J'aurais aimé vous demander :

1) comment se passe le suivi des élèves dans votre (vos?) classe(s) ? et comment y réfléchissez vous ensemble  ?

2) comment travaillez vous tous les 2 ? est-ce au "feeling" ? ou bien avez vous instaurer des moments réguliers ? quelles règles/contrat (s'il y en a)

vous êtes vous fixés tous les 2 ? (mes questions ne sont pas anodines et sont en lien avec les doutes de

Nathalie...)

Loin de moi l’idée , même au-delà de ma contrariété, de ne pas faire une pause, comme sur un palier d’escalier pour faire le point. Surtout que Nathalie, aussi bien dans sa réflexion que dans personnalité, a les moyens de me résister ;-))))

D’ailleurs, cette pause je l’avais proposée à Nath il y a quelque temps. Cependant, je ne sais pas ce que veux dire « pause ». Il me semble impossible de fermer la porte, de ne plus faire réunion commune (encore que…). Est-ce que la pause peut se situer dans ce que nous percevons de nécessaire à faire et simplement le reporter un peu plus tard ? Peut-être, par contre, si il y a nécessité de faire pour améliorer (je pense à ce réaménagement par exemple, tout en voyant bien que c’est MA solution…) et que l’on ne le fait pas, nous restons sur un statu quo qui ne résout rien.
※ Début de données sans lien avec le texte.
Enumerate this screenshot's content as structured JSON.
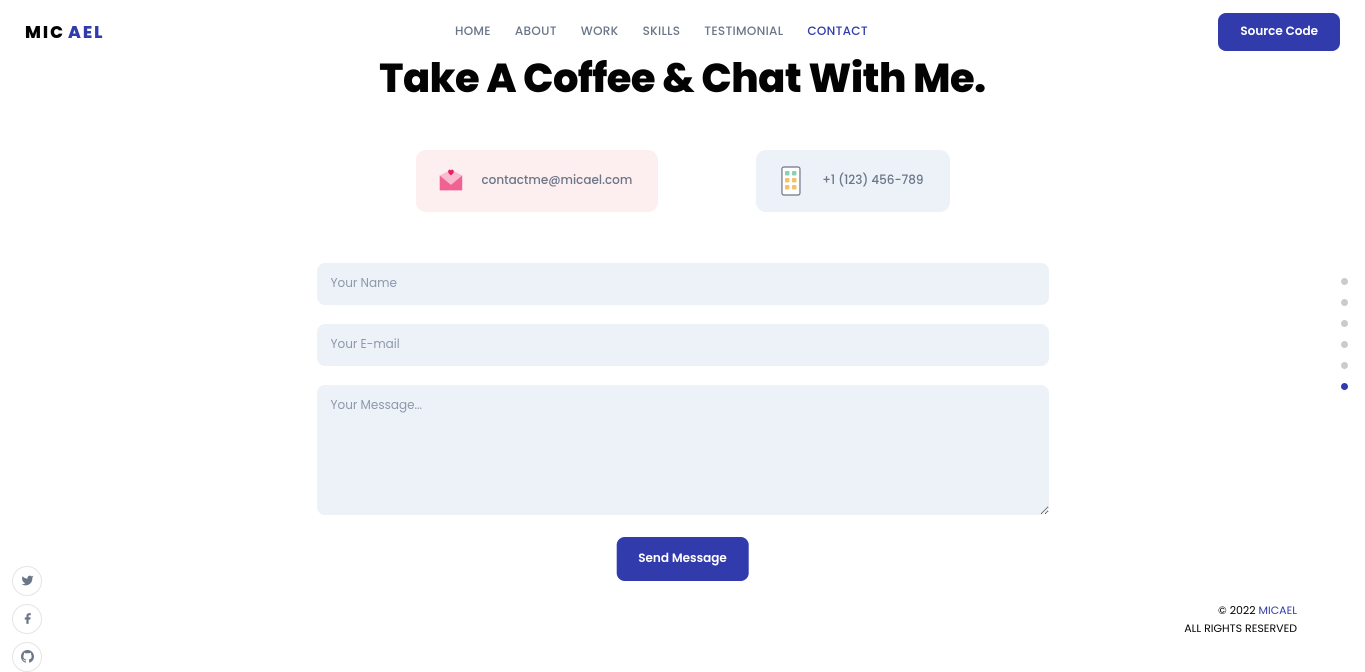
{
  "logo": {
    "partA": "MIC",
    "partB": "AEL"
  },
  "nav": {
    "items": [
      {
        "label": "HOME"
      },
      {
        "label": "ABOUT"
      },
      {
        "label": "WORK"
      },
      {
        "label": "SKILLS"
      },
      {
        "label": "TESTIMONIAL"
      },
      {
        "label": "CONTACT"
      }
    ],
    "active_index": 5
  },
  "source_button": "Source Code",
  "heading": "Take A Coffee & Chat With Me.",
  "contact_email": "contactme@micael.com",
  "contact_phone": "+1 (123) 456-789",
  "form": {
    "name_placeholder": "Your Name",
    "email_placeholder": "Your E-mail",
    "message_placeholder": "Your Message...",
    "submit_label": "Send Message"
  },
  "footer": {
    "line1_prefix": "© 2022 ",
    "line1_brand": "MICAEL",
    "line2": "ALL RIGHTS RESERVED"
  },
  "dots_count": 6,
  "dots_active": 5,
  "colors": {
    "accent": "#313bac",
    "input_bg": "#edf2f8",
    "email_bg": "#fdeef0"
  }
}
Je crois, et surtout après avoir vu le film et entendu les enfants s’exprimer avec les coréens en dehors de Nathalie et de moi, que les enfants perçoivent bien l’intérêt de cette classe commune. Simplement quand ça grippe un peu, c’est la classe commune qui est mise en cause. Il suffit peut-être  de déplacer un peu le regard et de voir avec eux que le problème n’est pas là où l’on le cherche pour que d’autres horizons s’ouvrent. Nul doute que ce travail est à faire aussi chez les adultes.

J’entends bien que la pause dans une action n’est pas régression. Elle permet de faire le point, de retrouver ses marques, de faire un bilan, d’infirmer ou de confirmer telle ou telle intuition, donc pas de souci… simplement écrire sur une liste de copains/copines permet d’élargir l’échange, de témoigner, de profiter d’un espace de confiance et d’envisager des solutions ou des propositions de solutions.

 

Medhi : 1) comment se passe le suivi des élèves dans votre (vos?) classe(s)

 

Pour ma part, c’est une question qui ne préoccupe plus particulièrement. Cela ne veut pas dire que je n’en soucie pas, mais cela se fait en dehors de représentations classiques. J’entends par représentations classiques les tableaux à double entrée, les pointages réguliers…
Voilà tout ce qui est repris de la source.